PLEXUS Market Comments
Market Comments – January 21, 2021
NY futures extended their rally during this holiday-shortened week, with March gaining another 142 points to close at 82.57 cents/lb.
March futures continued to push higher and closed today at the best level for a spot month since September 2018, as fundamental and technical factors keep the cotton market well supported. Even new crop futures kept pace, with December settling just 96 points shy of the 80 cents mark.
China continues to be one of the main drivers behind this rally, as the price gap to the most active Chinese futures contract, which closed today at 107.44 cents, still measures nearly 25 cents. China imported 1.6 million statistical bales of raw cotton in December, which was the highest monthly amount since 2013, and China continues to absorb a lot of cotton yarn from the Indian subcontinent as well.
Cotton and yarn imports by China are estimated to reach around 22 million statistical bales this season, but this number could go up if the Xinjiang issue forces Chinese manufacturers to source more foreign fibers. The Chinese government has recently issued its customary TRQ quota to importers, which is for 4.1 million statistical bales (894k metric tons). This should ensure steady demand from China over the coming weeks.
The CFTC report was a bit of a surprise, because it showed that speculators and index funds were actually light net sellers between Dec 6-12, when the March contract traded between 7865 and 8177. In other words, what was thought to be an influx of new spec and index fund money proved to be new trade longs, possibly linked to China.
Speculators owned a 7.54 million bale net long on December 12, while Index funds had a net long of 7.75 million bales. The trade was on the other side with a 15.29 million bale net short position, which is composed of 4.74 million in outright longs and 20.03 million in outright shorts. It’s this massive trade short that worries us as the market is moving higher.
The unfixed on-call sales position in current crop got worse last week, as 0.24 million bales were added to the unfixed March/May/July lot, which grew to 8.50 million bales. Corresponding on-call purchases increased as well, adding 0.10 million to reach 1.95 million bales. The difference between unfixed sales and purchases still amounts to a sizable 6.55 million bales of net buying power.
Strong outside markets contributed to cotton’s strength, as the US stock market is still a one-way street into unchartered territory, while other assets like real estate and commodities are also being pursued. The GSCI commodity basket has gained 27% since early November and this strong performance will only draw more investors into commodities.
The world is awash in liquidity and there is more to come as governments are trying to shore up their struggling economies.
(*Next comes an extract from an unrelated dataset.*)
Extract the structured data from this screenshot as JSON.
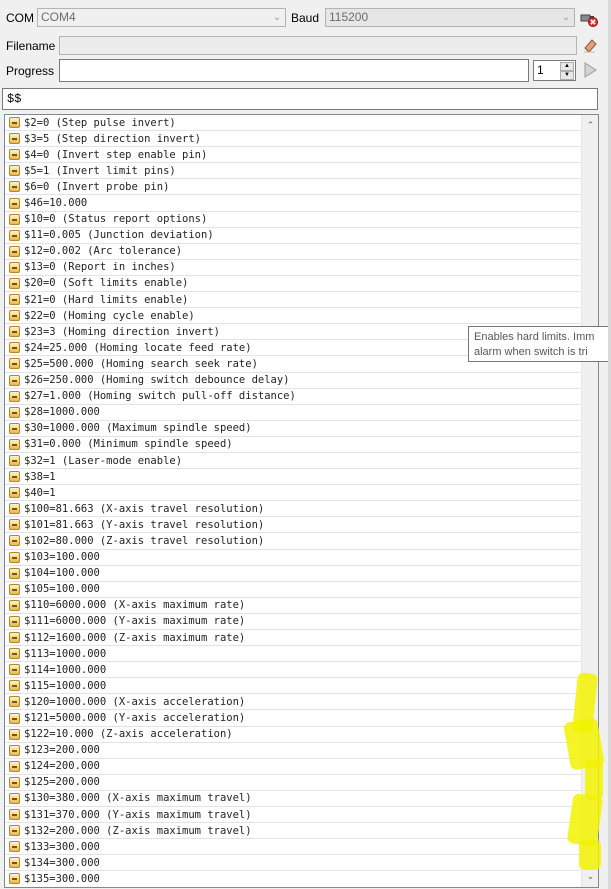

In the US money supply (M2) increased by $ 3.84 trillion dollars last year, or 25%! At the moment there aren’t many options for lending and spending that money, other than chasing financial assets, which has led to the lowest velocity of money on record in the US and in Europe.
But once this pandemic subsides and life starts to return back to normal, velocity is likely going to increase and this could lead to higher inflation. Interestingly, while the US and Europe are still printing money, the People’s Bank of China and the Reserve Bank of India are taking steps to drain excess liquidity. Asian economies seem to be faring better during this pandemic than their Western counterparts!
This could have implications for the US dollar, which after a brief bounce has started to come under pressure again. This week we saw an interesting bifurcation, as the greenback has gained some ground against the Euro, but weakened against commodity currencies like the Australian and Canadian dollar. We still feel that the US dollar is headed lower over the coming months as the extent of the fiscal hole becomes clearer.
So where do we go from here?
As long as China continues to absorb cotton and yarn at the current pace and financial markets remain in a euphoric state, it is difficult to foresee an end to the current bull run.
To the contrary, we still feel that the trade is dangerously exposed with its large net short position, from which it sooner or later needs to escape. Speculators have no intention of quitting their longs at this point, especially since they see a big roll gain ahead if they take their position into the July/Dec rolling period. Likewise, we don’t expect to see any outflows from index funds.
In other words, we still don’t see any sell-side liquidity on the horizon, which means trade shorts might get trapped. The more the US sells, the more precarious the situation will get for these shorts. So far there is no panic, but this could change in a hurry if the market continues to push higher.